De richtlijn radioapparatuur (Richtlijn 2014/53/EU) 5 waarborgt een eengemaakte markt voor radioapparatuur. Zij schrijft met name voor dat radioapparatuur, voor in de handel te worden gebracht, beveiligingen moet bevatten om de bescherming van de persoonsgegevens en de privacy van de gebruiker te waarborgen. Krachtens deze richtlijn alsmede krachtens Verordening (EU) nr. 1025/2012 betreffende Europese normalisatie 6 is de Commissie gemachtigd om maatregelen te nemen. Dit voorstel heeft geen gevolgen voor de richtlijn radioapparatuur.
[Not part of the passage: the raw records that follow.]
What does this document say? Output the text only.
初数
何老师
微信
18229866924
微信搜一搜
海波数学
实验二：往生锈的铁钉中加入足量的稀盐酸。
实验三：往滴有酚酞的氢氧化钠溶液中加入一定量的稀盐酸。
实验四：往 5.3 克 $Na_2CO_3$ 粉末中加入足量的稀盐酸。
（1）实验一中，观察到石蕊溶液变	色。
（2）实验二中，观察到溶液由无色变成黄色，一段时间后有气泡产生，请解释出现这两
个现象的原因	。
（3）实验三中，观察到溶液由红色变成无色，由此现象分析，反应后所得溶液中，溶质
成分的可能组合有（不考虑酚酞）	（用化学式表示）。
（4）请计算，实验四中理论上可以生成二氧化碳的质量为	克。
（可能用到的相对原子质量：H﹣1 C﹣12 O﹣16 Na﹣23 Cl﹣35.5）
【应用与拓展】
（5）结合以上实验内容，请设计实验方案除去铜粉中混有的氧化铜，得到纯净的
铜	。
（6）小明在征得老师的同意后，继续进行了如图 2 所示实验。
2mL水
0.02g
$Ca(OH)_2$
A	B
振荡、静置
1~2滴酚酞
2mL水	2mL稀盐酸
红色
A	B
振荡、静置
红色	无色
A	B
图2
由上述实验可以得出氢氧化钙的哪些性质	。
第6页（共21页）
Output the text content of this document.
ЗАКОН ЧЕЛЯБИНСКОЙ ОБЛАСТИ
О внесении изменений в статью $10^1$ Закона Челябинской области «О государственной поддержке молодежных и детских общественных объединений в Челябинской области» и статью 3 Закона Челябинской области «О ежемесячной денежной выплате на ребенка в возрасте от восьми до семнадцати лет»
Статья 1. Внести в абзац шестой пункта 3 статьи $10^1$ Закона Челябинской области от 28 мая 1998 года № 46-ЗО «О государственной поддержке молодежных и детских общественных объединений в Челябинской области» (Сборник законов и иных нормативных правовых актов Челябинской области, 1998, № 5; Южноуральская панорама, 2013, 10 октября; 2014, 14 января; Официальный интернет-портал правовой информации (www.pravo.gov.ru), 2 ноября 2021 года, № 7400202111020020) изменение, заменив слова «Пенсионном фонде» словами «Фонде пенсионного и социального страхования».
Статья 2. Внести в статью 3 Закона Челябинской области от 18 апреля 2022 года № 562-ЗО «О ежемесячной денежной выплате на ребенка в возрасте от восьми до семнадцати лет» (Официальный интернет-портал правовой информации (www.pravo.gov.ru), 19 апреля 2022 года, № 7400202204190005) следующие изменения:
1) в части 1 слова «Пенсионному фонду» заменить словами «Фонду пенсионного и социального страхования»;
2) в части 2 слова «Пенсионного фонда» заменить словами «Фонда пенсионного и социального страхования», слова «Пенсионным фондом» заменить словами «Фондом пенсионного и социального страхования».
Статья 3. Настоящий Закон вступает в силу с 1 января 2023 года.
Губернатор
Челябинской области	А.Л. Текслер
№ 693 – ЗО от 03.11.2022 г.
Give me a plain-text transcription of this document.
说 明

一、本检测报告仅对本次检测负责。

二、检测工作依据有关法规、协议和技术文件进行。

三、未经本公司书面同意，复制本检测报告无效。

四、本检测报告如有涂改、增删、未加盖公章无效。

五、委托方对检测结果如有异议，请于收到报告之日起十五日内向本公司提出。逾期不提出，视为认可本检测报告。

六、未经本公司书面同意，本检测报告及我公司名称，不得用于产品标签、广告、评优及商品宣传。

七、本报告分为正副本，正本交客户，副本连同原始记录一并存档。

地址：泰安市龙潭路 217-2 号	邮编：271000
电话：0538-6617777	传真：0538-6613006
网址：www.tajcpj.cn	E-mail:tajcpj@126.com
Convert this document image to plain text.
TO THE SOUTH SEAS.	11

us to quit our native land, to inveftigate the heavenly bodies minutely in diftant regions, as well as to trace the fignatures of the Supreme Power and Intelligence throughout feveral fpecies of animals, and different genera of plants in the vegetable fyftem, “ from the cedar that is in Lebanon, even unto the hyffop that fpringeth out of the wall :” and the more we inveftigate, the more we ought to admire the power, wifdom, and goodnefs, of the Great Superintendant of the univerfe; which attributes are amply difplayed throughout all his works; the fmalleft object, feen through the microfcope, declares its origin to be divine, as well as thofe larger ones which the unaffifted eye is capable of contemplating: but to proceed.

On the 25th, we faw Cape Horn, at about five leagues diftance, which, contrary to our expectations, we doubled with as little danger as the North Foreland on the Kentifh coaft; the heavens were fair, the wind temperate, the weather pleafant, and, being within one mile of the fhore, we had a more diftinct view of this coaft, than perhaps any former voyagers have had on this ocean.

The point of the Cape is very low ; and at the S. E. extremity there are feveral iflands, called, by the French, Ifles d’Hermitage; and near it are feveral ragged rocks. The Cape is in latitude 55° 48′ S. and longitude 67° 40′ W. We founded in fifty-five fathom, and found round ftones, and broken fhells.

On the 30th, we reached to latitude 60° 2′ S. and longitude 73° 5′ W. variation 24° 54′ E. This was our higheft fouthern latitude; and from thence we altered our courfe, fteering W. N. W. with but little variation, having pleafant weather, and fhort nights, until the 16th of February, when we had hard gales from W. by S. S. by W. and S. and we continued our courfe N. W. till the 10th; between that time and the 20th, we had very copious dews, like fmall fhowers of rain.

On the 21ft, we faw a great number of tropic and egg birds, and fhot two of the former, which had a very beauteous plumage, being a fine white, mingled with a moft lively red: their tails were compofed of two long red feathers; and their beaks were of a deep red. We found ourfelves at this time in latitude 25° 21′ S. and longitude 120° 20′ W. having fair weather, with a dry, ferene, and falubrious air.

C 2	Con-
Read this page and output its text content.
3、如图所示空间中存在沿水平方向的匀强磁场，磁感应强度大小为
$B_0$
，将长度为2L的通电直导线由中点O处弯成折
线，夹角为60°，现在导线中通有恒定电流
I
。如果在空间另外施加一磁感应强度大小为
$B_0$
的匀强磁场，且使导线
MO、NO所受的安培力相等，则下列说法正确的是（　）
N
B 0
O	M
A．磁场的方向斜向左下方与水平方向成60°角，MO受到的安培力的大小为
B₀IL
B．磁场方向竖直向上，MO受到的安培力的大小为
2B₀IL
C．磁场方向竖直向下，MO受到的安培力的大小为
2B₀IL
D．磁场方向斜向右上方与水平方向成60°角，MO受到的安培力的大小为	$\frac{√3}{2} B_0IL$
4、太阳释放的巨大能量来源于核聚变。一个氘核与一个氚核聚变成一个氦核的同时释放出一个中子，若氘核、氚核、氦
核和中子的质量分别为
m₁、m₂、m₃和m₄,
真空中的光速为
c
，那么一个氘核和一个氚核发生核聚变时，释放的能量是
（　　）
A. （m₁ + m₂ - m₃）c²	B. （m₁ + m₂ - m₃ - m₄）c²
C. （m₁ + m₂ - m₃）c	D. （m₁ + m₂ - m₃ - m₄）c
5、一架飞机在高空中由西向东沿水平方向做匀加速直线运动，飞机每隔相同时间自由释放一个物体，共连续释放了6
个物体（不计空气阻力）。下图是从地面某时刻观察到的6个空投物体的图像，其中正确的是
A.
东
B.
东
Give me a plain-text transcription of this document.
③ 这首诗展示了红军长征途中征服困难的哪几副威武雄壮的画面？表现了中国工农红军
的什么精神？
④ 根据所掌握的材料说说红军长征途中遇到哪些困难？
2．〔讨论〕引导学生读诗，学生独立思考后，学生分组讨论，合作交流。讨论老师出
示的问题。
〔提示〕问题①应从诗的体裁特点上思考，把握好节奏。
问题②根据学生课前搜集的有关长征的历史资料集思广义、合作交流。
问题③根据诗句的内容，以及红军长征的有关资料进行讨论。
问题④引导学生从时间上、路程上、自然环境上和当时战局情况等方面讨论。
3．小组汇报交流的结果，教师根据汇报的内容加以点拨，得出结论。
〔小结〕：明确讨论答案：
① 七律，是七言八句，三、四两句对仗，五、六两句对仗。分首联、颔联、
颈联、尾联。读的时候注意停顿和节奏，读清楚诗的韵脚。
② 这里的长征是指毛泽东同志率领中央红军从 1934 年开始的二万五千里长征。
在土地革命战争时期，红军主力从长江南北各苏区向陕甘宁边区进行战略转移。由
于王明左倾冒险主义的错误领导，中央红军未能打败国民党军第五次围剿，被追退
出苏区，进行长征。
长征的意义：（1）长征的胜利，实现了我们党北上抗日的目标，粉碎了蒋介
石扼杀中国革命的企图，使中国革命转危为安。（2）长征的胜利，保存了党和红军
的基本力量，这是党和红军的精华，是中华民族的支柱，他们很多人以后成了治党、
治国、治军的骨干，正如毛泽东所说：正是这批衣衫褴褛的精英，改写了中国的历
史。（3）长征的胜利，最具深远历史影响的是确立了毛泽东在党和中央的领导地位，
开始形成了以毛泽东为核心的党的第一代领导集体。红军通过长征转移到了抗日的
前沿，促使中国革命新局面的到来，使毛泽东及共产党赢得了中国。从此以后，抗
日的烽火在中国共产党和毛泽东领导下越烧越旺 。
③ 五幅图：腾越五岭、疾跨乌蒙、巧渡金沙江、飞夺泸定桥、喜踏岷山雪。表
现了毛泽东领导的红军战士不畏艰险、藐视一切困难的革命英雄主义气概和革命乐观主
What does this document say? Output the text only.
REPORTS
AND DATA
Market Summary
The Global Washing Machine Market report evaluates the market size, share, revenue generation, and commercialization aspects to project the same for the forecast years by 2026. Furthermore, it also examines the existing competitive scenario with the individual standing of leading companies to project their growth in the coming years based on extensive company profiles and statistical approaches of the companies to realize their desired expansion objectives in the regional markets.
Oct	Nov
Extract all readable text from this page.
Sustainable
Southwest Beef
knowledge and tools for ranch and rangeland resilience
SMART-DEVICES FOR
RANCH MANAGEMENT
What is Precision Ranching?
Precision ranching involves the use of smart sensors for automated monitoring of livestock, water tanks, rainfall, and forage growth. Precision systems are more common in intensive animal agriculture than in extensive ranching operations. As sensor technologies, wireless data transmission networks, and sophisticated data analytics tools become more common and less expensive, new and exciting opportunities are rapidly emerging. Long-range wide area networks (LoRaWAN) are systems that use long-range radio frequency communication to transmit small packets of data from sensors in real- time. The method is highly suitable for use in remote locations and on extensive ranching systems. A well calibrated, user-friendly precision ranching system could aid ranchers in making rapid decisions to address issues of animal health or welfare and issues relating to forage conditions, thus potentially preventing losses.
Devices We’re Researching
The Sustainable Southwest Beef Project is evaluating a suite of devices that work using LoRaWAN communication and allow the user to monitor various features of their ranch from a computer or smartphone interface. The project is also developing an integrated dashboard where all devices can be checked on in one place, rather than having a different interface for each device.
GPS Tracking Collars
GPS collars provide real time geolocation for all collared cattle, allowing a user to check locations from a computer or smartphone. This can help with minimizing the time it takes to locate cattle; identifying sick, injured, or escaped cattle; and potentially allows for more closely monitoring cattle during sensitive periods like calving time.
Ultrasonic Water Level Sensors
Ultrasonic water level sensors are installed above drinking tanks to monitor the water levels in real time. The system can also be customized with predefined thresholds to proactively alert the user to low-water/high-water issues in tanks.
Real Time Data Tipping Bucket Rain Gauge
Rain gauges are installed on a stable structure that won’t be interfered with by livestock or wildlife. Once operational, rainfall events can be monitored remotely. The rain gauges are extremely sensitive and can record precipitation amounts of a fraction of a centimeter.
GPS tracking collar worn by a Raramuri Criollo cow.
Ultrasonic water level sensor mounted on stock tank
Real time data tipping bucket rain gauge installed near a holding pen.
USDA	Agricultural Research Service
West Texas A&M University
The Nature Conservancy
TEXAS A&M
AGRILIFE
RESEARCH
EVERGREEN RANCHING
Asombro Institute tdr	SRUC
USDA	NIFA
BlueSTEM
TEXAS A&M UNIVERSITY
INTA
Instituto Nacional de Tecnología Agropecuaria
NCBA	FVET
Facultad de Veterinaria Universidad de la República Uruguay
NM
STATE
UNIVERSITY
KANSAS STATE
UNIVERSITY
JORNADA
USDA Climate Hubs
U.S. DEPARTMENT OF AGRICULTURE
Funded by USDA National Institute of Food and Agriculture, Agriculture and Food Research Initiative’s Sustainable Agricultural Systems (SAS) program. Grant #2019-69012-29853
Het voorstel bevat geen specifieke bepalingen op het gebied van gegevensbewaring. De inhoud van artikel 15 van de e-privacyrichtlijn blijft behouden en wordt in overeenstemming gebracht met de specifieke bewoordingen van artikel 23 van de algemene verordening gegevensbescherming, op basis waarvan de lidstaten gemachtigd worden de reikwijdte te beperken van de rechten en plichten waarin bepaalde artikelen van de e-privacyrichtlijn voorzien. Het staat de lidstaten derhalve vrij een nationaal kader voor gegevensbewaring te behouden of te creëren dat onder meer voorziet in doelgerichte bewaringsmaatregelen, voor zover dit kader strookt met het recht van de Unie rekening houdend met de jurisprudentie van het Hof van Justitie over de uitlegging van de e-privacyrichtlijn en het EU-Handvest van de grondrechten 7 .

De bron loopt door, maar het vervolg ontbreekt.